I don’t think this is JUST because we’re all so socialized to believe that women are deceitful harpies. I think it’s also wishful thinking on the listener’s part. People want to pretend that they don’t live in a world where a guy they know and like might be beating his wife. They try to preserve this fantasy - sometimes for their own sense of safety: if this guy who seems really nice to me is a violent abuser, then I could end up with a violent abuser. It’s easier to go through life thinking that his wife is lying or exaggerating or misinterpreting his actions.
PS apparently Why Does He Do That also deals with same-sex relationships, but possibly only in later additions? I haven’t been able to find excerpts, and the copies in the NYPL system have a whole bunch of holds on them (BUY MORE COPIES OF THIS BOOK, NYPL). I’d really like to see that. The author of the book (Lundy Bancroft, who is a man) has experience counseling men who commit DV, hence the focus on men.
Also, most if not all of the studies that claim women commit DV at equal rates as men are based on studies that did not look at scale or motivation of violence, and did not include violence that ended a relationship (either through death or otherwise) or violence committed by an ex after a relationship ended. So yeah… DV in heterosexual couples is overwhelmingly perpetrated by men against women.
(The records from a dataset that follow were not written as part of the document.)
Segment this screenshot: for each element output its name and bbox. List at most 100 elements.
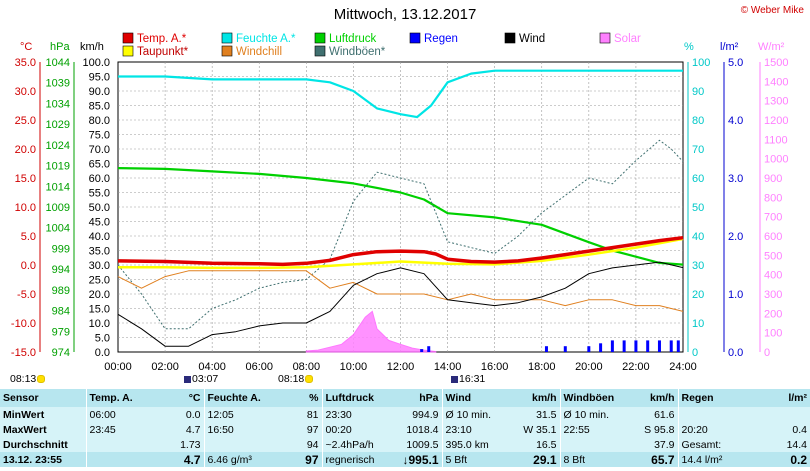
avg-wind-km: 395.0 km [441,437,502,452]
press-tick: 1034 [46,98,70,110]
rain-bar [657,340,661,352]
press-tick: 1004 [46,223,70,235]
current-gust: 65.7 [620,452,678,467]
min-wind-label: Ø 10 min. [441,407,502,422]
moonset-marker: 16:31 [451,373,485,385]
avg-gust: 37.9 [620,437,678,452]
hum-tick: 70 [692,144,704,156]
solar-tick: 1400 [764,76,788,88]
wind-tick: 30.0 [89,260,110,272]
avg-press-label: ~2.4hPa/h [321,437,384,452]
time-tick: 18:00 [528,361,556,373]
hum-tick: 100 [692,57,710,69]
series-luftdruck [117,167,684,266]
rain-bar [669,340,673,352]
wind-tick: 70.0 [89,144,110,156]
current-temp: 4.7 [148,452,204,467]
series-temp-a [117,235,684,267]
legend: Temp. A.* Feuchte A.* Luftdruck Regen Wind So… [122,32,641,58]
legend-swatch [221,32,233,44]
time-tick: 00:00 [104,361,132,373]
temp-tick: 35.0 [15,57,36,69]
series [117,69,684,353]
rain-bar [563,346,567,352]
current-wind-bft: 5 Bft [441,452,502,467]
solar-tick: 1200 [764,115,788,127]
hdr-boen: Windböen [559,389,620,407]
press-tick: 1009 [46,202,70,214]
row-label: Durchschnitt [0,437,86,452]
max-gust: S 95.8 [620,422,678,437]
wind-tick: 75.0 [89,130,110,142]
legend-swatch [221,45,233,57]
wind-tick: 85.0 [89,101,110,113]
avg-rain: 14.4 [744,437,810,452]
press-tick: 1044 [46,57,70,69]
rain-bar [622,340,626,352]
series-windchill [117,270,684,312]
min-hum: 81 [266,407,322,422]
hum-tick: 40 [692,231,704,243]
grid [117,61,684,353]
wind-tick: 50.0 [89,202,110,214]
rain-tick: 1.0 [728,289,743,301]
wind-tick: 25.0 [89,275,110,287]
legend-label: Luftdruck [329,33,377,45]
max-temp-time: 23:45 [85,422,148,437]
temp-tick: 10.0 [15,202,36,214]
time-tick: 12:00 [387,361,415,373]
press-tick: 1014 [46,181,70,193]
wind-tick: 95.0 [89,72,110,84]
solar-tick: 600 [764,231,782,243]
legend-label: Temp. A.* [137,33,187,45]
rain-tick: 2.0 [728,231,743,243]
moon-icon [184,375,191,383]
wind-tick: 0.0 [95,347,110,359]
hdr-feuchte: Feuchte A. [203,389,266,407]
temp-tick: -15.0 [11,347,36,359]
solar-tick: 700 [764,212,782,224]
hdr-temp-unit: °C [148,389,204,407]
sun-icon [37,375,46,384]
time-tick: 10:00 [340,361,368,373]
hum-tick: 30 [692,260,704,272]
wind-tick: 90.0 [89,86,110,98]
table-row-current: 13.12. 23:55 4.7 6.46 g/m³ 97 regnerisch… [0,452,810,467]
table-row-avg: Durchschnitt 1.73 94 ~2.4hPa/h 1009.5 39… [0,437,810,452]
hdr-sensor: Sensor [0,389,86,407]
series-windb-en [117,139,684,330]
temp-tick: -5.0 [17,289,36,301]
current-abs-hum: 6.46 g/m³ [203,452,266,467]
min-rain [744,407,810,422]
press-tick: 1024 [46,140,70,152]
wind-tick: 15.0 [89,304,110,316]
solar-tick: 1000 [764,154,788,166]
max-rain: 0.4 [744,422,810,437]
temp-tick: 5.0 [21,231,36,243]
time-tick: 02:00 [151,361,179,373]
legend-swatch [504,32,516,44]
rain-bar [599,343,603,352]
wind-tick: 60.0 [89,173,110,185]
moonrise-time: 03:07 [192,373,219,385]
solar-tick: 1500 [764,57,788,69]
rain-bar [634,340,638,352]
press-tick: 999 [52,243,70,255]
hum-tick: 10 [692,318,704,330]
legend-swatch [122,45,134,57]
wind-tick: 65.0 [89,159,110,171]
avg-wind: 16.5 [502,437,560,452]
press-tick: 1029 [46,119,70,131]
wind-tick: 20.0 [89,289,110,301]
press-tick: 1039 [46,78,70,90]
series-wind [117,261,684,347]
time-tick: 08:00 [293,361,321,373]
current-hum: 97 [266,452,322,467]
rain-tick: 3.0 [728,173,743,185]
axis-unit: °C [20,41,32,53]
min-wind: 31.5 [502,407,560,422]
current-gust-bft: 8 Bft [559,452,620,467]
hdr-wind: Wind [441,389,502,407]
max-hum-time: 16:50 [203,422,266,437]
hum-tick: 90 [692,86,704,98]
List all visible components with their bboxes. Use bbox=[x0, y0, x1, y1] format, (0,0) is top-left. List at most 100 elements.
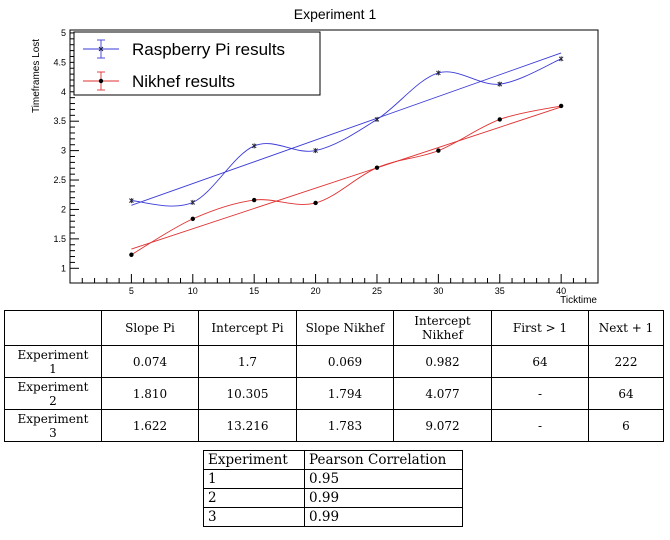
data-point bbox=[313, 148, 318, 154]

I’ve gotten the impression that women commit emotional abuse (and child abuse) in more significant numbers than they commit serious types of domestic violence, but most pieces I’ve seen about abuse committed by women in heterosexual relationships have been MRA-types trying to use those extremely flawed studies to show that women commit DV at the same rate as men, so as far as I can tell that sort of thing combined with taboos about speaking out mean there’s not a lot of good discussion of emotionally abusive women. But maybe there’s still only a statistically insignificant proportion of abuse being committed by women? All the information about this stuff basically relies on self-reporting so it’s pretty difficult to get a clear picture, and once again I’m left with the extremely flawed picture painted by society.
Anyway that’s why I mostly just went with gendered pronouns for abuser and abused, because I’ve been thinking about the book and that’s who the book is mainly focused on.